Der Anfragende bestätigte meine Vermutung:
"Wahrscheinlich haben Sie recht mit Ihrer Vermutung. Ich habe das  Gedicht an einem Vortrag gehört, auf Englisch. Danach habe ich die  Anfangszeile bei Google eingegeben und bin auf unzählige Wiedergaben  gestossen  (http://www.google.com/search?client=safari&rls=de- de&q=Tired+of+Speaking+Sweetly&ie=UTF-8&oe=UTF-8). Als Quelle taucht  tatsächlich Ladinsky (The Gift) auf. Erstaunlicherweise habe ich auf  Deutschen Seiten nichts gefunden, also auch keine Übersetzung des  Gedichts von Ladinsky-Hafiz."

Wer näheres zu den Ladinsky-Kuckuckseiern wissen möchte, dem empfehle ich folgende Webseite des türkisch-amerikanischen Dichters und Übersetzers
Murat Nemet-Nejat, der Hafis vermutlich im Original kennt:
http://home.jps.net/~nada/hafiz.htm
hieraus einige Zitate:
“Daniel Ladinsky’s The Gift: Poems by Hafiz is an "original" poem masquerading as a "translation." These two readings are irreconcilable, and this fact profoundly mars the book.
[…]
Incredible as it may seem, there is not a single poem (gazel) of Hafiz of which any one of the poems in The Gift: Poems by Hafiz The Great Sufi Master is a translation or adaptation or extrapolation or deconstruction; no poem in the book is in dialectic relation to a specific Persian text. Nada, besides the obvious fact that Mr. Ladinsky’s poems ignore Hafiz’s Gazel form. One parable in the book, "The Difference Between," belongs to Indian folklore. Hafiz did not write it; in fact, narrative is alien to Hafiz’s elliptic, serialist lyric style. The book’s most striking images are Mr. Ladinsky's inventions. 
[…]
Why does the title of the book say, "Poems by Hafiz," and not "based on" or something in that vein? The charitable answer would be that Mr. Ladinsky did not know any better, that he truly believes he is translating Hafiz and The Gift is a visionary labor of love. He told me as much in a telephone conversation, pointing to how well the book is doing, when I asked him to refer me to one or two specific Hafiz Gazels in the book, which he could not. The second answer is that "Hafiz" is a marketable brand name. Would Arkana have published this book if its author was merely Daniel Ladinsky? I am also curious if Penguin has ever vetted the nature of these translations. "

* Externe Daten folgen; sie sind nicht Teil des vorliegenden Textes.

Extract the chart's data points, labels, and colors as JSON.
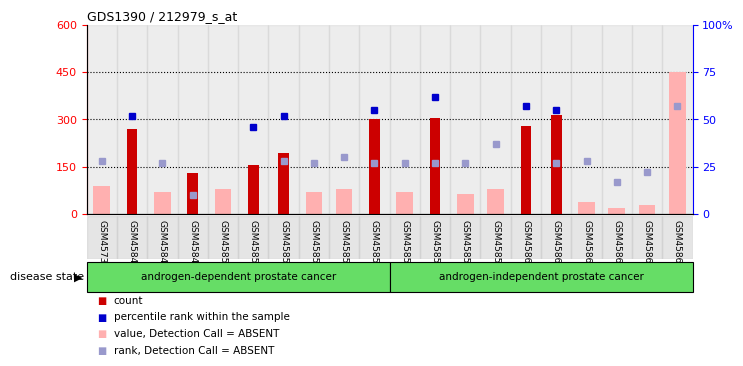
{
  "title": "GDS1390 / 212979_s_at",
  "samples": [
    "GSM45730",
    "GSM45847",
    "GSM45848",
    "GSM45849",
    "GSM45850",
    "GSM45851",
    "GSM45852",
    "GSM45853",
    "GSM45854",
    "GSM45855",
    "GSM45856",
    "GSM45857",
    "GSM45858",
    "GSM45859",
    "GSM45860",
    "GSM45861",
    "GSM45862",
    "GSM45863",
    "GSM45864",
    "GSM45865"
  ],
  "count_values": [
    0,
    270,
    0,
    130,
    0,
    155,
    195,
    0,
    0,
    300,
    0,
    305,
    0,
    0,
    280,
    315,
    0,
    0,
    0,
    0
  ],
  "rank_values": [
    0,
    52,
    0,
    0,
    0,
    46,
    52,
    0,
    0,
    55,
    0,
    62,
    0,
    0,
    57,
    55,
    0,
    0,
    0,
    0
  ],
  "absent_count": [
    90,
    0,
    70,
    0,
    80,
    0,
    0,
    70,
    80,
    0,
    70,
    0,
    65,
    80,
    0,
    0,
    40,
    20,
    30,
    450
  ],
  "absent_rank": [
    28,
    0,
    27,
    10,
    0,
    0,
    28,
    27,
    30,
    27,
    27,
    27,
    27,
    37,
    0,
    27,
    28,
    17,
    22,
    57
  ],
  "group1_label": "androgen-dependent prostate cancer",
  "group2_label": "androgen-independent prostate cancer",
  "group1_count": 10,
  "group2_count": 10,
  "ylim_left": [
    0,
    600
  ],
  "ylim_right": [
    0,
    100
  ],
  "yticks_left": [
    0,
    150,
    300,
    450,
    600
  ],
  "yticks_right": [
    0,
    25,
    50,
    75,
    100
  ],
  "bar_color_red": "#cc0000",
  "bar_color_pink": "#ffb0b0",
  "dot_color_blue": "#0000cc",
  "dot_color_lightblue": "#9999cc",
  "group_bg_color": "#66dd66",
  "tick_bg_color": "#cccccc",
  "legend_items": [
    "count",
    "percentile rank within the sample",
    "value, Detection Call = ABSENT",
    "rank, Detection Call = ABSENT"
  ],
  "legend_colors": [
    "#cc0000",
    "#0000cc",
    "#ffb0b0",
    "#9999cc"
  ]
}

Apropos Penguin-Verlag: Ich habe letztes Jahr die deutsche Penguin-Vertretung in Frankfurt am Main auf diesen Übersetzungsbetrüger aufmerksam gemacht. Bislang hielt der Verlag es nicht für nötig, seine Lizenznehmer in anderen Ländern und die literarische Öffentlichkeit über die Anmaßungen Daniel Ladinskys zu informieren.